Mesenchymal stromal cells (MSCs) have particular properties that are of interest in organ transplantation, including the expansion of regulatory T cells (Tregs), a key factor in transplant tolerance induction. However, the most effective immunosuppressive drug to associate with MSCs has yet to be defined. Additionally, the impact of the association of everolimus with MSCs on Treg expansion, and on the induction of liver graft tolerance, has never been studied. The aim of this study was to evaluate the effects of MSCs in combination, or not, with everolimus on Treg expansion and in a model of rejection after liver transplantation (LT) in the rat.
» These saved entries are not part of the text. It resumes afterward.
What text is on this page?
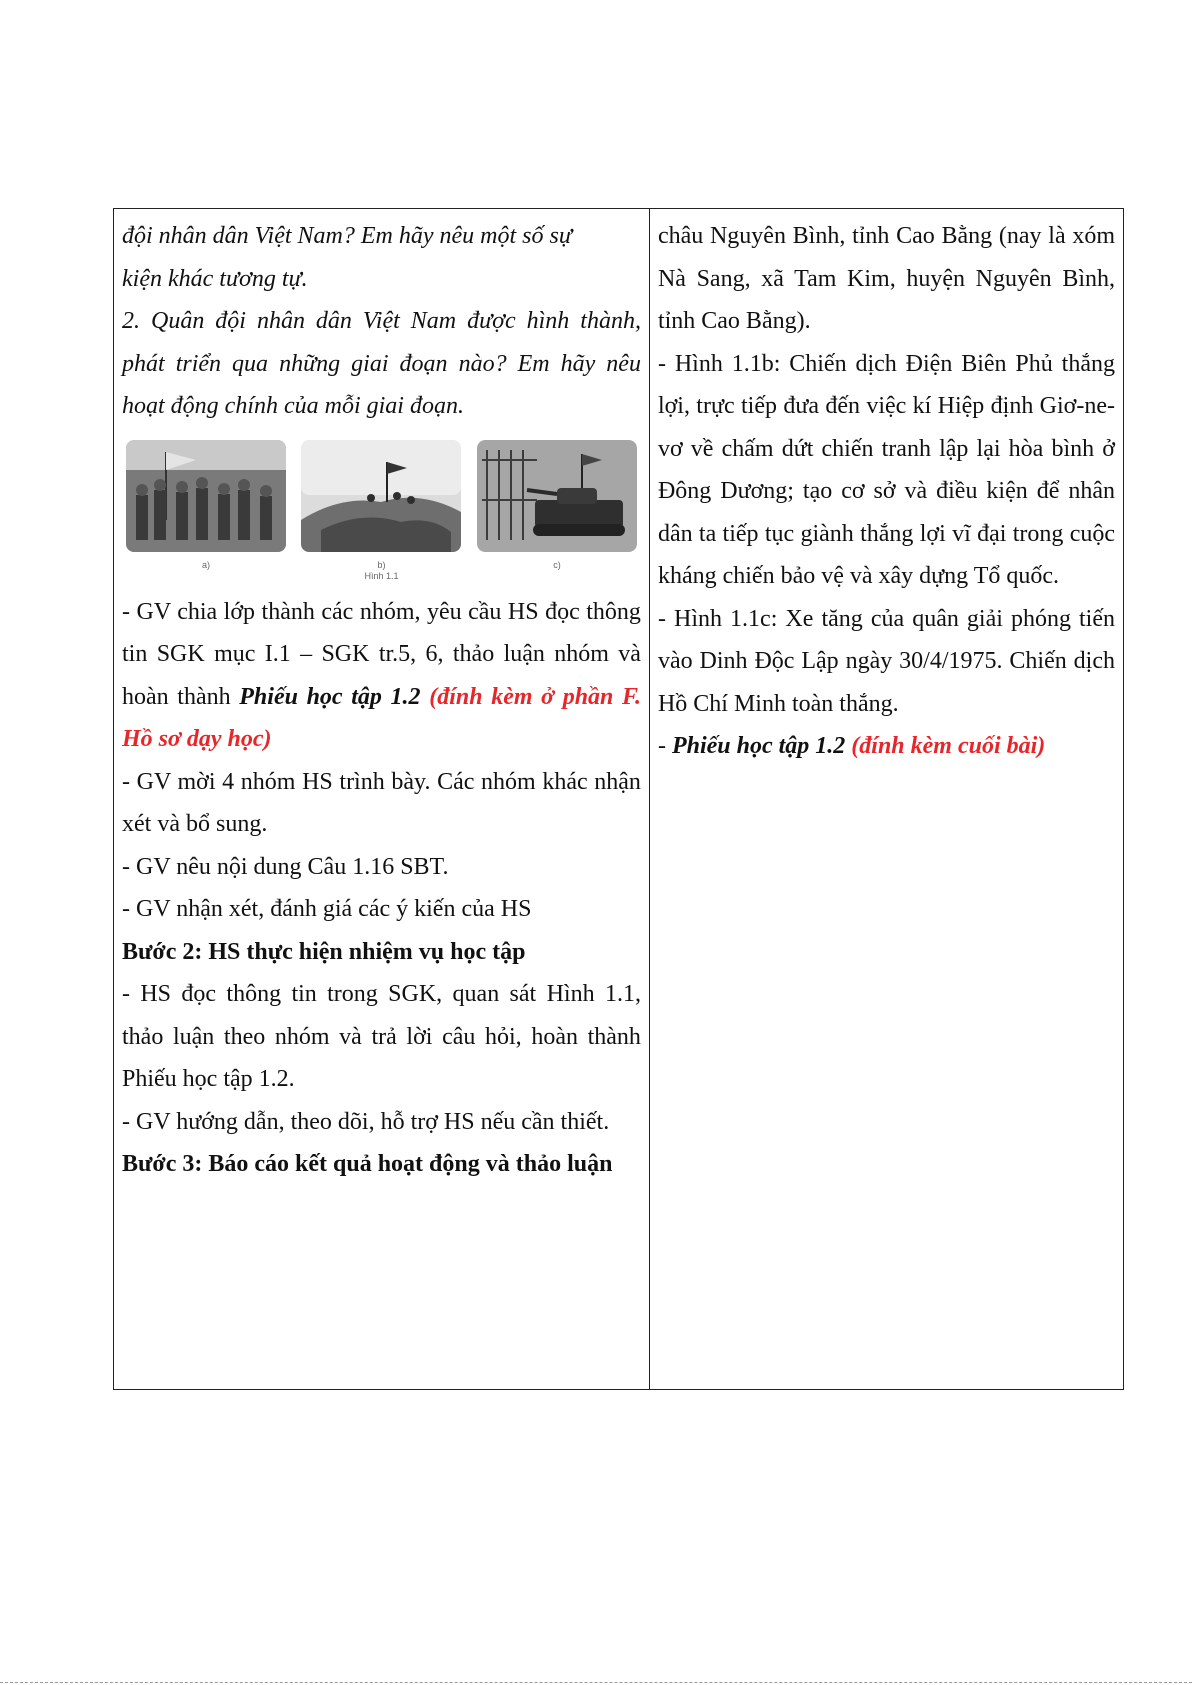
đội nhân dân Việt Nam? Em hãy nêu một số sự

kiện khác tương tự.

2. Quân đội nhân dân Việt Nam được hình thành, phát triển qua những giai đoạn nào? Em hãy nêu hoạt động chính của mỗi giai đoạn.

a)	b)	c)
Hình 1.1

- GV chia lớp thành các nhóm, yêu cầu HS đọc thông tin SGK mục I.1 – SGK tr.5, 6, thảo luận nhóm và hoàn thành Phiếu học tập 1.2 (đính kèm ở phần F. Hồ sơ dạy học)

- GV mời 4 nhóm HS trình bày. Các nhóm khác nhận xét và bổ sung.

- GV nêu nội dung Câu 1.16 SBT.

- GV nhận xét, đánh giá các ý kiến của HS

Bước 2: HS thực hiện nhiệm vụ học tập

- HS đọc thông tin trong SGK, quan sát Hình 1.1, thảo luận theo nhóm và trả lời câu hỏi, hoàn thành Phiếu học tập 1.2.

- GV hướng dẫn, theo dõi, hỗ trợ HS nếu cần thiết.

Bước 3: Báo cáo kết quả hoạt động và thảo luận

châu Nguyên Bình, tỉnh Cao Bằng (nay là xóm Nà Sang, xã Tam Kim, huyện Nguyên Bình, tỉnh Cao Bằng).

- Hình 1.1b: Chiến dịch Điện Biên Phủ thắng lợi, trực tiếp đưa đến việc kí Hiệp định Giơ-ne-vơ về chấm dứt chiến tranh lập lại hòa bình ở Đông Dương; tạo cơ sở và điều kiện để nhân dân ta tiếp tục giành thắng lợi vĩ đại trong cuộc kháng chiến bảo vệ và xây dựng Tổ quốc.

- Hình 1.1c: Xe tăng của quân giải phóng tiến vào Dinh Độc Lập ngày 30/4/1975. Chiến dịch Hồ Chí Minh toàn thắng.

- Phiếu học tập 1.2 (đính kèm cuối bài)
Firstly, 24 Lewis rats were assigned to 4 groups (n=6 in each group) receiving intravenous MSCs or saline injection at day (D)9 with/without subcutaneous everolimus from D0 to D14. Analysis of circulating Tregs was performed at D0, D14 and D28. In a second set of experiment, 30 Lewis rats were randomized in 3 groups 48hours after LT with a Dark Agouti rat liver: everolimus (subcutaneous for 14 days), MSCs (intravenous injection at post-operative day 2 and 9), or both everolimus and MSCs. Rejection of the liver graft was assessed by liver tests, histology and survival.
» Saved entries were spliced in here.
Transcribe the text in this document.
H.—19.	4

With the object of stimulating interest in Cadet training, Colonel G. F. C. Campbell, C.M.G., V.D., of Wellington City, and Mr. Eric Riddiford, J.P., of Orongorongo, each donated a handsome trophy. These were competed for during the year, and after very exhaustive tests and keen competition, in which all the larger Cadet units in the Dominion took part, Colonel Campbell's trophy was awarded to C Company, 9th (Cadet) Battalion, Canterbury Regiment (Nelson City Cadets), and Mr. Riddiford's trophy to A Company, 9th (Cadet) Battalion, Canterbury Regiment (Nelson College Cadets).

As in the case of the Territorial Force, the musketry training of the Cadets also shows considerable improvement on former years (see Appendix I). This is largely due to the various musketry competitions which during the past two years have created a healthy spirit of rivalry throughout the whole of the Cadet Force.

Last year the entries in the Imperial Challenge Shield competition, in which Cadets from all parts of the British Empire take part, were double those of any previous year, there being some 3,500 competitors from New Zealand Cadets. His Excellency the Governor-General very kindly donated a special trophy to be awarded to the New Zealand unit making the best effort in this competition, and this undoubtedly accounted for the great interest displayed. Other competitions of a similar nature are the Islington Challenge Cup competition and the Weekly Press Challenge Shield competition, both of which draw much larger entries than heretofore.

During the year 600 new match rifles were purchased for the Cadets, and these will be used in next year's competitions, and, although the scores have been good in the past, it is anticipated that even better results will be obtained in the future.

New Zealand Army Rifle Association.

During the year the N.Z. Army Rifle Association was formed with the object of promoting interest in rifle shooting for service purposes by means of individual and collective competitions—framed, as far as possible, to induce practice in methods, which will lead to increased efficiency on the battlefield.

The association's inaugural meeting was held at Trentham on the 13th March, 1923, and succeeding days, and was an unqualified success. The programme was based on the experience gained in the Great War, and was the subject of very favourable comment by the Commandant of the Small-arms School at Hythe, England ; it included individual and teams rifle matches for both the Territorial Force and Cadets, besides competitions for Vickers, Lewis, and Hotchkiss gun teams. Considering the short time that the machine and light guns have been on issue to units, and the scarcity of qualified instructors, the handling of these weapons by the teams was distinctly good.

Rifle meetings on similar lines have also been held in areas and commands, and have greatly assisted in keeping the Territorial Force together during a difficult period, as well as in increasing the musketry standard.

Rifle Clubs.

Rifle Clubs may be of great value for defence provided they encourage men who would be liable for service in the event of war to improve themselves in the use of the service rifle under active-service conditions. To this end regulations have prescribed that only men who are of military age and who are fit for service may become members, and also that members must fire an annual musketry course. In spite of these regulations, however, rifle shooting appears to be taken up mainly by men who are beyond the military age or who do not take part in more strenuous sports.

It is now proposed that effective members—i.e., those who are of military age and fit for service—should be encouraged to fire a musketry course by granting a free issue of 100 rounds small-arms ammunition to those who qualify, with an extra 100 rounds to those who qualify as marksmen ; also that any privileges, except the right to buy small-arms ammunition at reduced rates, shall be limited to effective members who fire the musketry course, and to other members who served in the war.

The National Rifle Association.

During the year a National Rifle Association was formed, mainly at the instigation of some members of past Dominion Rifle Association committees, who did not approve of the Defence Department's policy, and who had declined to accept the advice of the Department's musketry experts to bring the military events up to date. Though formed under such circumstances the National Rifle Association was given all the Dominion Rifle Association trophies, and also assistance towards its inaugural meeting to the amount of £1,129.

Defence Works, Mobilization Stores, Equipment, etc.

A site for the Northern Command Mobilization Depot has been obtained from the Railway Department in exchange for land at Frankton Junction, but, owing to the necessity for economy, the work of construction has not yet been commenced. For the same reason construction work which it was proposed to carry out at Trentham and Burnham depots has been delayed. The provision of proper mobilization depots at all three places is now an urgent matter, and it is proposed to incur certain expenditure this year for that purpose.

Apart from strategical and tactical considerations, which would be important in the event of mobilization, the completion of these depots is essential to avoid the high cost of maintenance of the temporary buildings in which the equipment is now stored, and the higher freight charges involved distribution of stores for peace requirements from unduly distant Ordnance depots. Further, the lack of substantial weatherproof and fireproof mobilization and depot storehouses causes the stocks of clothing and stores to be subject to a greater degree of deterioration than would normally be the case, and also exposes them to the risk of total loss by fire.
Individually, MSC infusion and everolimus promoted Treg expansion in rats, and everolimus had no negative impact on Treg expansion in combination with MSCs. However, in the LT model, injections of MSCs two and nine days following LT were not effective at preventing acute rejection, and the combination of MSCs with everolimus failed to show any synergistic effect when compared to everolimus alone.
Everolimus may be used in association with MSCs. However, in our model of LT in the rat, post-transplant MSC injections did not prevent acute rejection, and the association of MSCs with everolimus did not show any synergistic effect.